A few weeks ago, Ed & I decided that one of the projects for this spring was going to be to cover the flower beds with a new layer of bark. After a bit of research, reading blogs, and visiting a couple of nurseries, we chose to get a bark mulch that is made out of composted materials. It’s pretty and dark and smells good, and was pretty inexpensive, compared to regular bark.
A little back story: A few years ago, when we had our patio poured, we had to bring in some dirt to fill in the land around the patio and level the ground, etc. We guessed and ordered the minimum of 15 yards. That was quite possibly the most daunting pile of dirt I had ever seen. It was way too much. We let friends and neighbors take the rest, after we filled in every spot we possibly could.
Back to the recent past: THIS time, I wanted to figure out exactly how much we needed. So Ed & I went outside and measured every flower bed in the yard so that we would know how much bark mulch to purchase. My genius husband (you know, the one that outsmarted the Internet in order to bring back my blog?) did the math to figure out how many cubic yards of bark we needed. Everyone thought it seemed like a lot, but Ed was a math major. We didn’t question him.
We should have questioned him.
When the TWELVE cubic yards of bark got dumped on my driveway, I thought, Hole. EEE. Cow.
When Ed arrived home from work that day and saw the HUGE PILE on the driveway, he said, “Uh, I think maybe I did it wrong.”
Turns out, he divided by 9 instead of 27 and we have 3 times as much bark as we need. OH. MY. This is what 12 yards of bark mulch looks like.
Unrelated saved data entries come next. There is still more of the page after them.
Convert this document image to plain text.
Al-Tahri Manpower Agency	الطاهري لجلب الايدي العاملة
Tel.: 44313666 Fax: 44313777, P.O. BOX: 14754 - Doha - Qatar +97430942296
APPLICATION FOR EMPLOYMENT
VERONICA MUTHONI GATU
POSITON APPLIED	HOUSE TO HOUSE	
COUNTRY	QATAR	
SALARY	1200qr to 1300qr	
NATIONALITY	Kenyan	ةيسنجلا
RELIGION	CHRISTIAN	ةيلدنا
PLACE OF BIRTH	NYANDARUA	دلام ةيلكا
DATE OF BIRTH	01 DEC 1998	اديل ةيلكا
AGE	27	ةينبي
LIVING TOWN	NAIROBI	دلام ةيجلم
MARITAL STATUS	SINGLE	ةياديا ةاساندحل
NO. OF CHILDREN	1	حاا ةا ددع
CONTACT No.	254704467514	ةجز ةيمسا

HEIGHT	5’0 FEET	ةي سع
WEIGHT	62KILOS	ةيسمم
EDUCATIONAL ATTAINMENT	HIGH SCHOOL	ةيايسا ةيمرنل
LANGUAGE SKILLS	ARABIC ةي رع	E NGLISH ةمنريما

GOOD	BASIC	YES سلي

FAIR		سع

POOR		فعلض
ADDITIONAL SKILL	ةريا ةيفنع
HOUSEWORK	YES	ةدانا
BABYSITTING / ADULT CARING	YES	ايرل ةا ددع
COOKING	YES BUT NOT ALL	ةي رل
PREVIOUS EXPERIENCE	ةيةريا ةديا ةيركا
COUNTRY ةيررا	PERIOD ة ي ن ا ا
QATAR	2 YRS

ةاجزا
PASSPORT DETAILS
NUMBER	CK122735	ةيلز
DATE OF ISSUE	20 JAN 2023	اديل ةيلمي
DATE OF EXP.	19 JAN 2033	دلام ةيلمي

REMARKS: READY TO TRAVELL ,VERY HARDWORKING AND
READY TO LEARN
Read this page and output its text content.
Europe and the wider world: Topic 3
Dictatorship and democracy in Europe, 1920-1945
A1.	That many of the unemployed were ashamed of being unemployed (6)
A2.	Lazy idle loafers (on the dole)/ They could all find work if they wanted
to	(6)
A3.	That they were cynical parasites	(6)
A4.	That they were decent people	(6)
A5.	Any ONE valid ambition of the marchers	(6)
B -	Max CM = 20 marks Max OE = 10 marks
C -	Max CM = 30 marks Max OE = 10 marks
So, we worked our butts off on Friday night and brainstormed about what to do with all that mulch. We have a problem in the back of our house with the field – it keeps encroaching on the grass and is really difficult to cut down with the weed eater. The field gets mowed for hay during the summer, but the guy who drives the mower never mows right up next to the yard, so there’s always this strip of tall grass right behind our lawn.
We decided to dig out a 3 foot wide barrier between our lawn and the field (we have about that much property behind the lawn anyway – left it without grass in case we ever built a fence) and cover it with a weed barrier and a TON of mulch.
So Ed started to dig it out with a shovel on Friday evening. The first part went OK and then when it got dark, we went inside. Lots of things were happening on Saturday, so it was afternoon by the time much progress was being made. As Ed progressed through the back strip, things got more difficult. We finally decided a rototiller was going to make life a lot easier for Ed.
It was hard work, but within a short period of time, the ground was worked, and the junk raked out of the way. I made some dinner, fed the kids outside, then sent Sarah in with the job of bathing the kids and putting them to bed. She’s almost 12, after all.
Ed & I worked, hauling bark to the back strip, until after dark. At first, we would each take a wheelbarrow full, so we had two wheelbarrows going. After we got about 2/3 of the way done, we were so exhausted. It took both of us to push the wheelbarrow full of bark out to the back. We had been working for two days straight, hauling bark. We were so sore. But we got it done!
Sunday we finished up a few other places around the yard where we wanted mulch – around trees and such. We have since sold the remaining 5 or so yards to our neighbors and friends and it is now GONE from my driveway. THANK. GOODNESS.
Let this be a lesson to you and to us. Never let Ed figure out cubic yards.